" So Cimmaron is free in a minute.
"'But thar's Glidden's store! Thar's nobody to claim it; thar bein'
no fam'ly to Glidden nohow; not even a hired man.
"'"Which, as it seems to be a case open to doubt," observes this
yere Cimmaron, "I nacherally takes this Glidden party's store an'
deals his game myse'f."
"'It ain't much of a store; an' bein' as the rest of us is havin'
all we-alls can ride herd on for ourse'fs, no gent makes objections,
an' Cimmaron turns himse'f loose in Glidden's store, an' begins to
sell things a whole lot. He's shorely doin' well, I reckons, when
mebby it's a week later he comes chargin' over to a passel of us an'
allows he wants the committee to settle some trouble which has cut
his trail.
"'"It's about the debts of this yere Glidden, deceased," says
Cimmaron. "I succeeds to the business of course; which it's little
enough for departed ropin' my pony that time.
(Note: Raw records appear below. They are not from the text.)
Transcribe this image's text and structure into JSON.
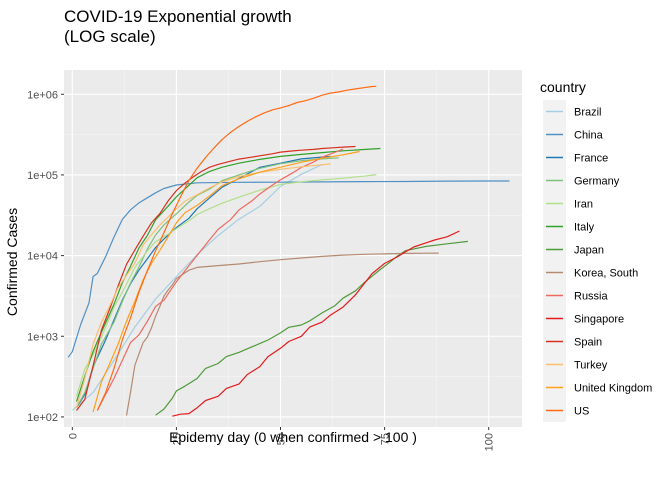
{
  "chart_data": {
    "type": "line",
    "title": [
      "COVID-19 Exponential growth",
      "(LOG scale)"
    ],
    "xlabel": "Epidemy day (0 when confirmed > 100 )",
    "ylabel": "Confirmed Cases",
    "xlim": [
      -2,
      108
    ],
    "ylim": [
      75,
      2000000
    ],
    "y_scale": "log10",
    "grid": true,
    "legend_position": "right",
    "legend_title": "country",
    "x_ticks": [
      0,
      25,
      50,
      75,
      100
    ],
    "x_tick_labels": [
      "0",
      "25",
      "50",
      "75",
      "100"
    ],
    "y_ticks": [
      100,
      1000,
      10000,
      100000,
      1000000
    ],
    "y_tick_labels": [
      "1e+02",
      "1e+03",
      "1e+04",
      "1e+05",
      "1e+06"
    ],
    "series": [
      {
        "name": "Brazil",
        "color": "#a6cee3",
        "x": [
          0,
          5,
          10,
          15,
          20,
          25,
          30,
          35,
          40,
          45,
          50,
          55,
          60
        ],
        "y": [
          121,
          200,
          500,
          1300,
          2900,
          5500,
          10300,
          17700,
          28300,
          40700,
          71900,
          101800,
          135100
        ]
      },
      {
        "name": "China",
        "color": "#5090c4",
        "x": [
          -1,
          0,
          2,
          4,
          5,
          6,
          8,
          10,
          12,
          14,
          16,
          18,
          20,
          22,
          25,
          30,
          40,
          50,
          60,
          70,
          80,
          90,
          100,
          105
        ],
        "y": [
          548,
          643,
          1400,
          2600,
          5500,
          6000,
          9700,
          17000,
          28000,
          37000,
          45000,
          52000,
          60000,
          68000,
          75000,
          80000,
          81000,
          81300,
          81900,
          82600,
          83000,
          83900,
          84100,
          84100
        ]
      },
      {
        "name": "France",
        "color": "#1f78b4",
        "x": [
          1,
          3,
          5,
          8,
          10,
          12,
          14,
          16,
          18,
          20,
          22,
          25,
          28,
          30,
          33,
          36,
          40,
          45,
          50,
          55,
          62
        ],
        "y": [
          130,
          190,
          420,
          900,
          1600,
          2800,
          4500,
          6600,
          9100,
          12600,
          16000,
          22300,
          29000,
          38100,
          52100,
          70500,
          90700,
          124000,
          140000,
          158000,
          170000
        ]
      },
      {
        "name": "Germany",
        "color": "#7fbf7b",
        "x": [
          1,
          3,
          5,
          7,
          10,
          12,
          14,
          16,
          18,
          20,
          22,
          25,
          28,
          30,
          33,
          36,
          40,
          45,
          50,
          55,
          60,
          64
        ],
        "y": [
          130,
          200,
          400,
          800,
          1500,
          2700,
          4600,
          7200,
          12000,
          18000,
          24000,
          33000,
          46000,
          56000,
          67000,
          85000,
          100000,
          121000,
          138000,
          150000,
          158000,
          163000
        ]
      },
      {
        "name": "Iran",
        "color": "#b2df8a",
        "x": [
          1,
          3,
          5,
          7,
          10,
          12,
          15,
          18,
          20,
          23,
          25,
          28,
          30,
          33,
          36,
          40,
          45,
          50,
          55,
          60,
          65,
          70,
          73
        ],
        "y": [
          180,
          390,
          590,
          980,
          2300,
          3500,
          7100,
          11400,
          14900,
          18400,
          21600,
          27000,
          32300,
          38300,
          44600,
          53000,
          64600,
          76400,
          82200,
          87000,
          91000,
          96400,
          101000
        ]
      },
      {
        "name": "Italy",
        "color": "#33a02c",
        "x": [
          1,
          3,
          5,
          7,
          10,
          12,
          14,
          16,
          18,
          20,
          23,
          25,
          28,
          30,
          33,
          36,
          40,
          45,
          50,
          55,
          60,
          65,
          70,
          74
        ],
        "y": [
          155,
          320,
          650,
          1130,
          2500,
          4600,
          7400,
          12400,
          17700,
          27900,
          41000,
          53600,
          74300,
          92500,
          110600,
          124600,
          140000,
          156000,
          170000,
          180000,
          189000,
          199000,
          207000,
          213000
        ]
      },
      {
        "name": "Japan",
        "color": "#4f9a3a",
        "x": [
          20,
          22,
          24,
          25,
          27,
          30,
          32,
          35,
          37,
          40,
          42,
          45,
          47,
          50,
          52,
          55,
          57,
          60,
          63,
          65,
          68,
          70,
          72,
          74,
          76,
          78,
          80,
          85,
          90,
          95
        ],
        "y": [
          105,
          125,
          170,
          210,
          240,
          300,
          400,
          460,
          560,
          630,
          700,
          810,
          900,
          1100,
          1290,
          1380,
          1550,
          1950,
          2380,
          2960,
          3660,
          4580,
          5560,
          6750,
          8100,
          9800,
          11500,
          13000,
          14000,
          15000
        ]
      },
      {
        "name": "Korea, South",
        "color": "#b58a72",
        "x": [
          13,
          14,
          15,
          16,
          17,
          18,
          19,
          20,
          21,
          22,
          23,
          24,
          25,
          26,
          27,
          28,
          30,
          35,
          40,
          45,
          50,
          55,
          60,
          65,
          70,
          75,
          80,
          85,
          88
        ],
        "y": [
          104,
          204,
          433,
          602,
          833,
          977,
          1261,
          1766,
          2337,
          3150,
          3736,
          4335,
          5186,
          5621,
          6088,
          6593,
          7134,
          7513,
          7869,
          8413,
          8897,
          9332,
          9786,
          10156,
          10384,
          10512,
          10635,
          10699,
          10752
        ]
      },
      {
        "name": "Russia",
        "color": "#ee6a60",
        "x": [
          6,
          8,
          10,
          12,
          14,
          16,
          18,
          20,
          22,
          25,
          28,
          30,
          33,
          35,
          38,
          40,
          43,
          45,
          48,
          50,
          53,
          55,
          58,
          60,
          63,
          65
        ],
        "y": [
          120,
          190,
          300,
          500,
          840,
          1040,
          1530,
          2340,
          2800,
          4730,
          7500,
          10100,
          15800,
          21100,
          27900,
          36800,
          47100,
          57900,
          74600,
          87100,
          106500,
          124100,
          145300,
          165900,
          189900,
          209700
        ]
      },
      {
        "name": "Singapore",
        "color": "#e31a1c",
        "x": [
          24,
          26,
          28,
          30,
          32,
          35,
          37,
          40,
          42,
          45,
          47,
          50,
          52,
          55,
          57,
          60,
          62,
          65,
          68,
          70,
          72,
          75,
          78,
          80,
          82,
          85,
          87,
          90,
          93
        ],
        "y": [
          102,
          108,
          110,
          130,
          160,
          180,
          226,
          255,
          335,
          420,
          560,
          710,
          860,
          1000,
          1300,
          1500,
          1830,
          2300,
          3270,
          4430,
          5990,
          8000,
          9600,
          11100,
          12800,
          14400,
          15600,
          17100,
          20200
        ]
      },
      {
        "name": "Spain",
        "color": "#d7301f",
        "x": [
          1,
          3,
          5,
          7,
          9,
          11,
          13,
          15,
          17,
          19,
          21,
          23,
          25,
          27,
          29,
          31,
          33,
          35,
          38,
          40,
          43,
          45,
          48,
          50,
          53,
          55,
          58,
          60,
          63,
          65,
          68
        ],
        "y": [
          120,
          165,
          430,
          1200,
          2200,
          4200,
          7800,
          11700,
          17400,
          25400,
          33100,
          47600,
          64000,
          78800,
          94400,
          110200,
          124700,
          135000,
          148200,
          157000,
          166000,
          172500,
          182800,
          191700,
          198600,
          202900,
          207600,
          212900,
          217500,
          221500,
          225000
        ]
      },
      {
        "name": "Turkey",
        "color": "#fdbf6f",
        "x": [
          1,
          3,
          5,
          7,
          9,
          11,
          13,
          15,
          17,
          19,
          21,
          23,
          25,
          27,
          30,
          33,
          36,
          40,
          45,
          50,
          55,
          62
        ],
        "y": [
          130,
          300,
          800,
          1500,
          2400,
          4000,
          5700,
          8000,
          13500,
          18100,
          23900,
          30200,
          38200,
          47000,
          56900,
          69400,
          82300,
          95600,
          107800,
          117600,
          126000,
          137000
        ]
      },
      {
        "name": "United Kingdom",
        "color": "#ff9f1c",
        "x": [
          5,
          7,
          9,
          11,
          13,
          15,
          17,
          19,
          21,
          23,
          25,
          27,
          30,
          33,
          36,
          40,
          45,
          50,
          55,
          60,
          65,
          69
        ],
        "y": [
          115,
          273,
          460,
          800,
          1540,
          2700,
          5000,
          8000,
          11600,
          17100,
          25500,
          33700,
          42000,
          55200,
          73800,
          89600,
          108000,
          124700,
          143500,
          161100,
          177500,
          194990
        ]
      },
      {
        "name": "US",
        "color": "#ff6a13",
        "x": [
          6,
          8,
          10,
          12,
          14,
          16,
          18,
          20,
          22,
          24,
          26,
          28,
          30,
          32,
          34,
          36,
          38,
          40,
          42,
          44,
          46,
          48,
          50,
          52,
          54,
          56,
          58,
          60,
          62,
          64,
          66,
          68,
          70,
          72,
          73
        ],
        "y": [
          120,
          200,
          400,
          900,
          1700,
          3500,
          6500,
          11500,
          19100,
          33000,
          53700,
          85400,
          121500,
          164700,
          215000,
          275600,
          337000,
          398800,
          461400,
          524900,
          585000,
          639600,
          677600,
          723600,
          790600,
          832400,
          893300,
          974700,
          1035000,
          1069000,
          1122600,
          1165000,
          1205700,
          1247300,
          1257000
        ]
      }
    ]
  }
}
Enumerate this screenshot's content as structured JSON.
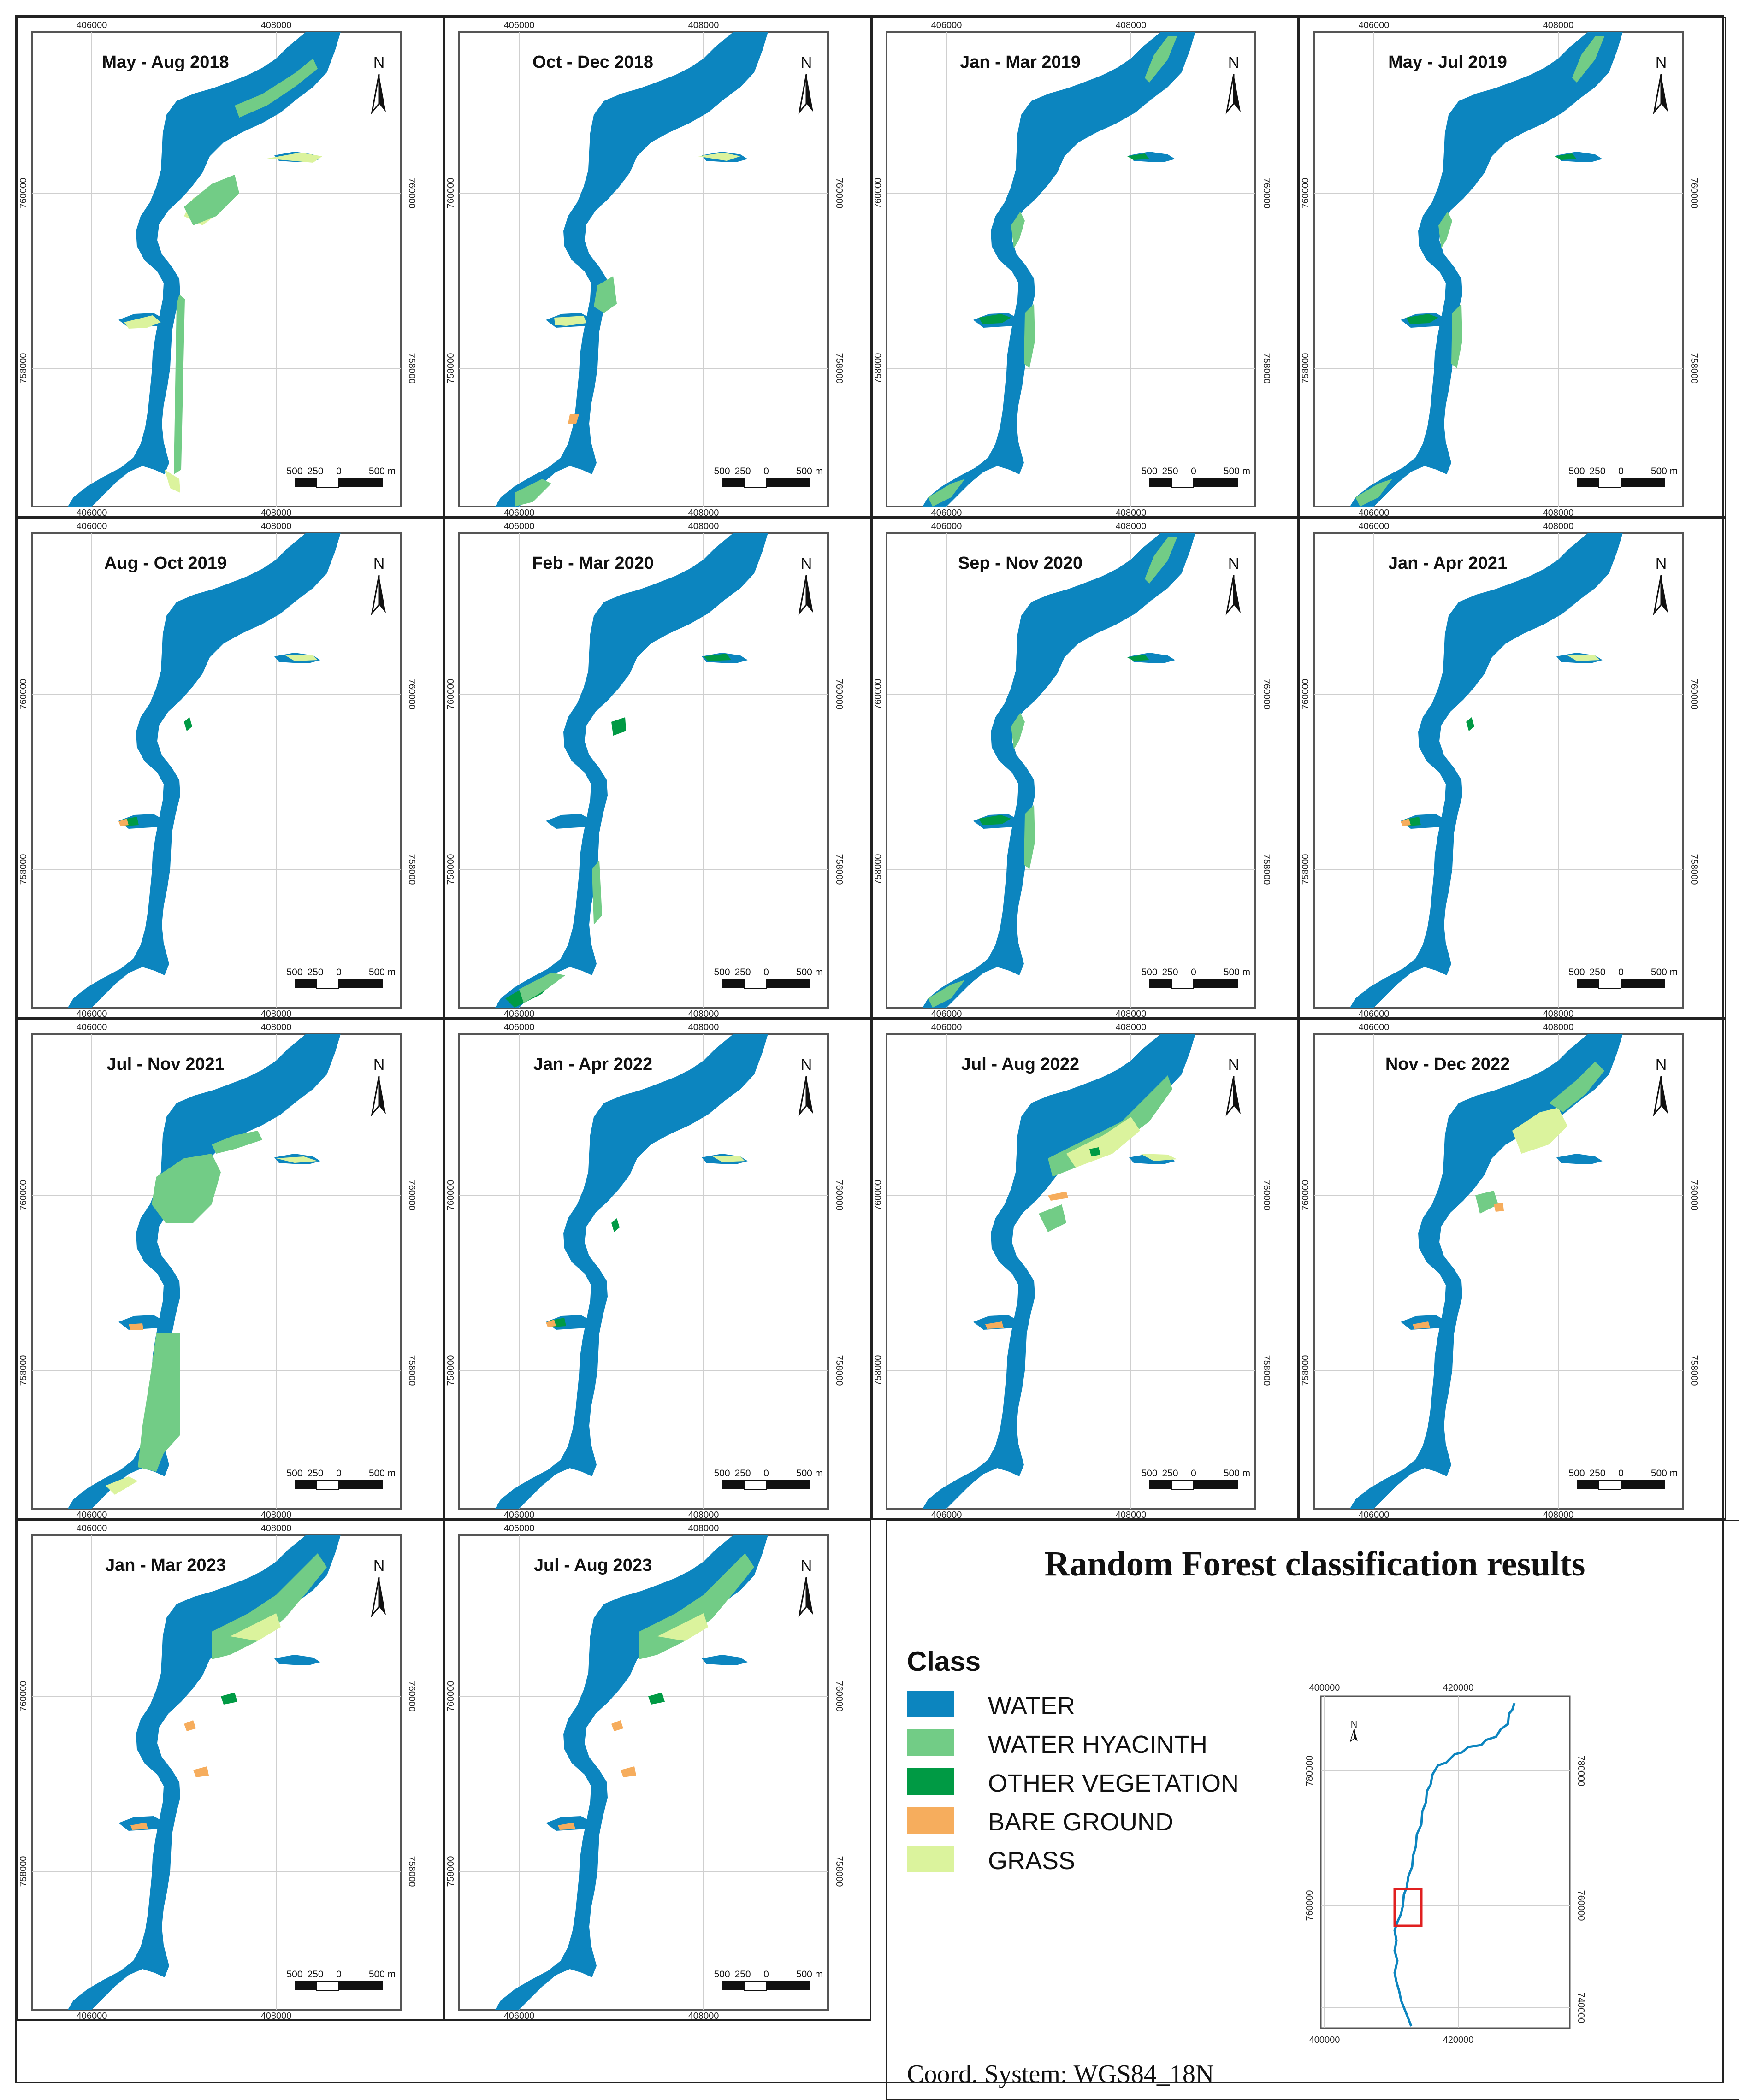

But you-alls can
gamble I ain't goin' 'way back on this yere dead person's trail, an'
settle all his gray an' hoary indebtnesses. Would it be right,
gents? I puts it to you-alls on the squar'; do I immerse myse'f, I'd
like for to be told, in deceased's liabilities merely for resentin'
of his wrongs ag'in me with my gun? If a gent can go blindly
shootin' himse'f into bankruptcy that a-way, the American gov'ment
is a rank loser, an' the State of Texas is plumb played out.